Liquidnet is planning to further develop its client business in Asia during the next 12 months by targeting locally-based and regionally-focused asset managers.
“Asian-based hedge funds haven’t yet been a great area of penetration for us,” said Lee Porter, head of Liquidnet Asia Pacific. “Some of them are nevertheless big and often have good contra-flows, as well as trading a lot of mid and small caps. Hedge funds turn over their portfolio with more velocity than long-only funds, and need to use more tools than just their favourite sales trader. Implementation of decisions by a local hedge fund is usually much quicker than in a big multinational, where their trader might physically sit in another continent.”
In 2013, Liquidnet volumes were up 20% year-on-year, with records chalked up in nine Asian markets. That momentum has followed through to the beginning of this year, with the highest monthly volumes ever transacted in Japan recorded during January 2014.
As Liquidnet’s geographical spread already covers most of Asia, its plans for this year centre on organic growth. Other regions offer a host of products that Liquidnet Asia does not yet have. Porter is looking at Liquidnet products in the USA and Europe and seeing which ones would be beneficial in Asia, given the evolution of local markets. Throughout the year he will be looking to layer in products from elsewhere, such as algorithms. However the firm is not going to do anything until they are ready from a control standpoint and the regulators are comfortable with what they are planning.
“We have good penetration of the big international asset managers, because they are familiar with Liquidnet in Europe and in the States,” said Porter. “We’re also strong with bigger Australian managers. We don’t have such great penetration with Asian domestic customers. Our product is still relatively new for Hong Kong-based and Asia-focused managers. We have been bringing on Japanese domestic funds and have had some success, but it’s taken a while.”
Asia accounts for several records for Liquidnet. The biggest trade that the firm has ever transacted was done in Korea in 2013, involving $108 million in one execution.
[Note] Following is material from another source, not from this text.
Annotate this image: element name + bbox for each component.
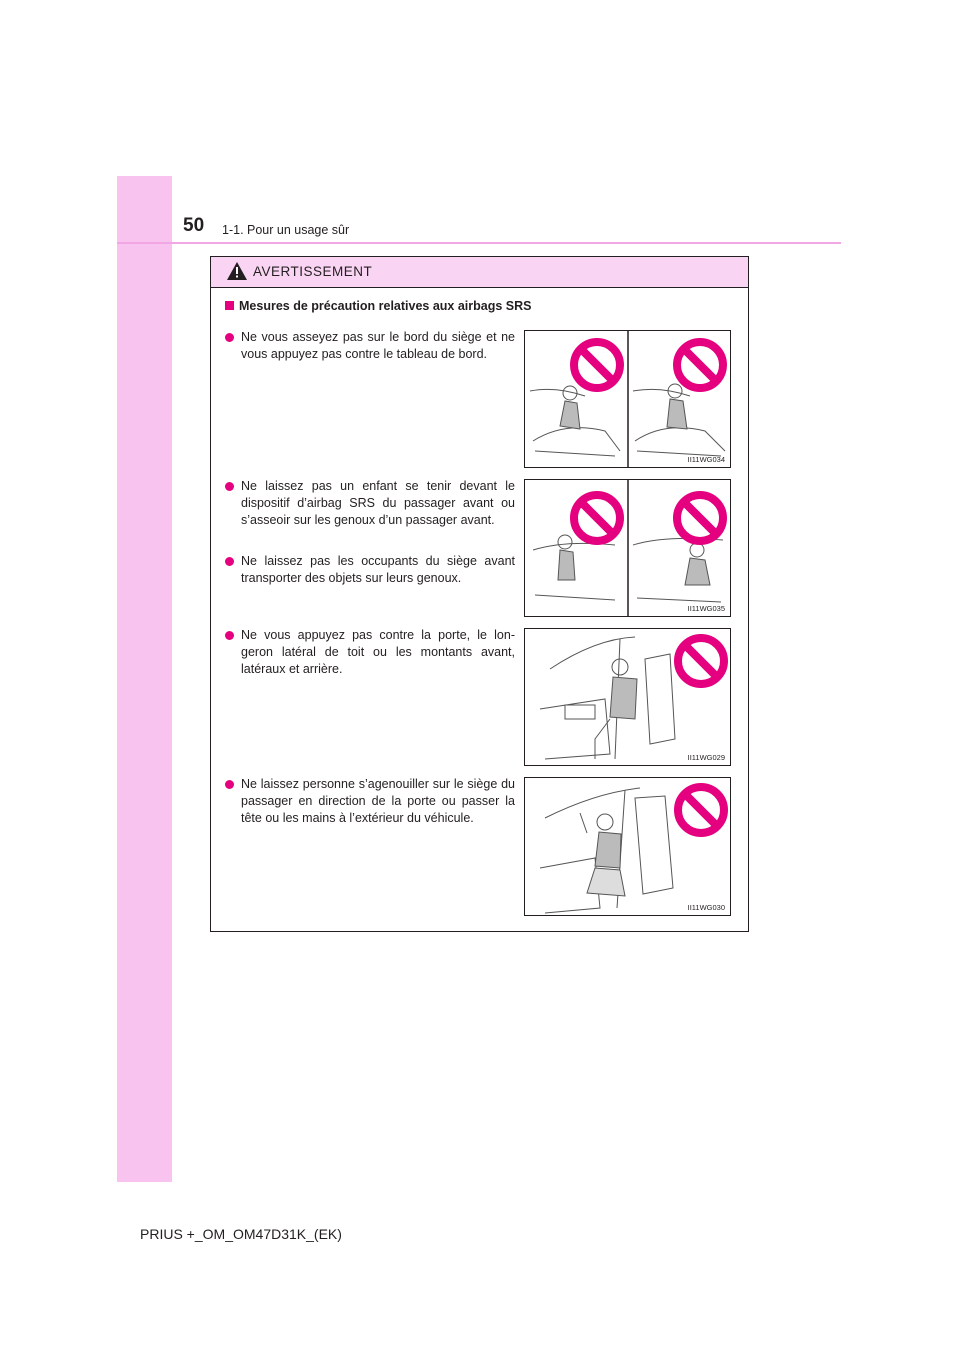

A US$150 million trade in three tranches was also completed in Hong Kong. In Indonesia, a Liquidnet trade was undertaken that, whilst not large in terms of notional value, accounted for 450 days of average trade volume.
Liquidnet now has an array of data now about the outcomes it can achieve locally, information that it did not have in 2007 when the firm first expanded into Asia. This will help in its moves to broaden its local client lists.
“Long only funds in Asia might not be using dark pools or alternative venues at all,” said Porter. “They can be very traditional and the ways in which they trade means they might not be as far up the curve as the big institutional guy. So it might take us longer. There is still plenty to do there.”